Max Ernst: Der König spielt mit der Königin

Im Sommer 1944 verbrachte Ernst mit seiner Frau Dorothea Tanning den Sommerurlaub in einem Haus auf Long Island und widmete sich dort intensiv der Bildhauerei. Das Feriendomizil lag an einer einsamen Küste, fernab der mondänen Strände, und die Kunst stand im Mittelpunkt. Doch auch einer weiteren grossen Leidenschaft wollten Max Ernst und Dorothea Tanning frönen, dem Schach. Das königliche Spiel hatte die beiden Künstler schon während ihres ersten Treffens auf das Engste verbunden, nach einer Woche des besessenen Spiels zog Ernst 1942 bei Dorothea Tanning ein und blieb die nächsten 34 Jahre. Doch in dem Ferienort gab es ein Problem: „Kein einziges Schachspiel im Dorfladen“, schrieb Max Ernst auf einer Postkarte an seinen New Yorker Galeristen Julien Levy. Als dieser bei den Künstlern eintraf, um den Rest der Ferien gemeinsam zu verbringen, konstatierte er in seinen Lebenserinnerungen: „Max hat noch nichts gemalt. Er ist dabei, ein Schachspiel zu bauen”.

Max Ernst spielt gegen Dorothea Tanning

Im gleichen Jahr 1944 schuf Max Ernst auch seine Skulptur “The King playing with the Queen”, die von seinem Sommerurlaub auf Long Island inspiriert war. Dorothea Tanning erzählte später, das Max Ernst in New York im Badezimmer ihrer Wohnung in der 58. Strasse, 327 Ost, an der Skulptur gearbeitet habe.

“The King playing with the Queen”

Das Werk zeigt eine gehörnte Gestalt, die an einem Schachbrett sitzt und spielt. Die Hauptfigur – der König des Spiels – lässt an den Minotaurus aus der griechischen Mythologie denken, ein Ungeheuer, halb Mensch, halb Stier. Max Ernst hat diese wichtigste Figur des Schachspiels vom Brett genommen und selber in einen Schachspieler verwandelt. Dabei wird die Königin von der rechten Hand des Königs geschützt und zugleich am Voranschreiten gehindert, während er in der anderen eine weitere Spielfigur verbirgt.
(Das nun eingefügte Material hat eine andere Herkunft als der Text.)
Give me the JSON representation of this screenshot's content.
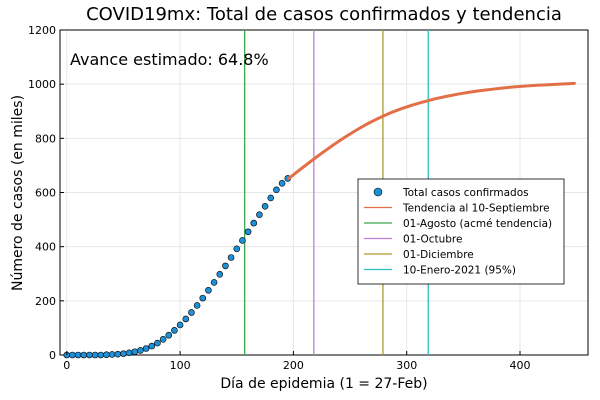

Der dämonische König spielt mit seinen Untertanen offenbar nach eigenen Regeln – das Spiel spielt sich selbst. In der vorderen Reihe stehen drei Kegel als Bauern, denen in der hinteren Reihe Läufer, Springer und Turm zugeordnet sind. Für die beiden Läufer goss Ernst Löffel ab und setzte jeweils zwei Abgüsse aneinander. Hier wie auch bei den anderen einfachen stereometrischen Formen dienten Gebrauchsgegenstände wie Küchentrichter, Farbdosen oder Pappkartons als Inspirationsquelle.

Wenige Monate nach seiner Entstehung wurde das Werk auf der legendären Gruppenausstellung The Imagery of Chess gezeigt, auf der Künstler wie Breton und Duchamp, Calder und Zadkine Werke zum Thema Schach präsentierten. Zusammen mit Gemälden und anderen Skulpturen stellte Max Ernst einen Bronzeguss der Plastik 1954 auf der XXVII. Biennale in Venedig aus, wo ihm der internationale Durchbruch gelang.

Max Ernst an der Biennale in Venedig (1954)

Ein Vierteljahrhundert nach seinem Tod erhielt der international bedeutendste deutsche Künstler des 20. Jahrhunderts ein eigenes Museum. Die Stiftung Max Ernst, Brühl, liess ein klassizistisches Benediktusheim in der Nähe des Schlosses Augustusburg durch einen modernen Anbau zum Max Ernst-Museum erweitern. Nach dem Ankauf der Sammlung Tanning, die fast das gesamte plastische Werk von Max Ernst umfasst, ist die Erwerbung von “The King playing with the Queen” mit Hilfe mehrerer Sponsoren das Highlight des neuen Museums.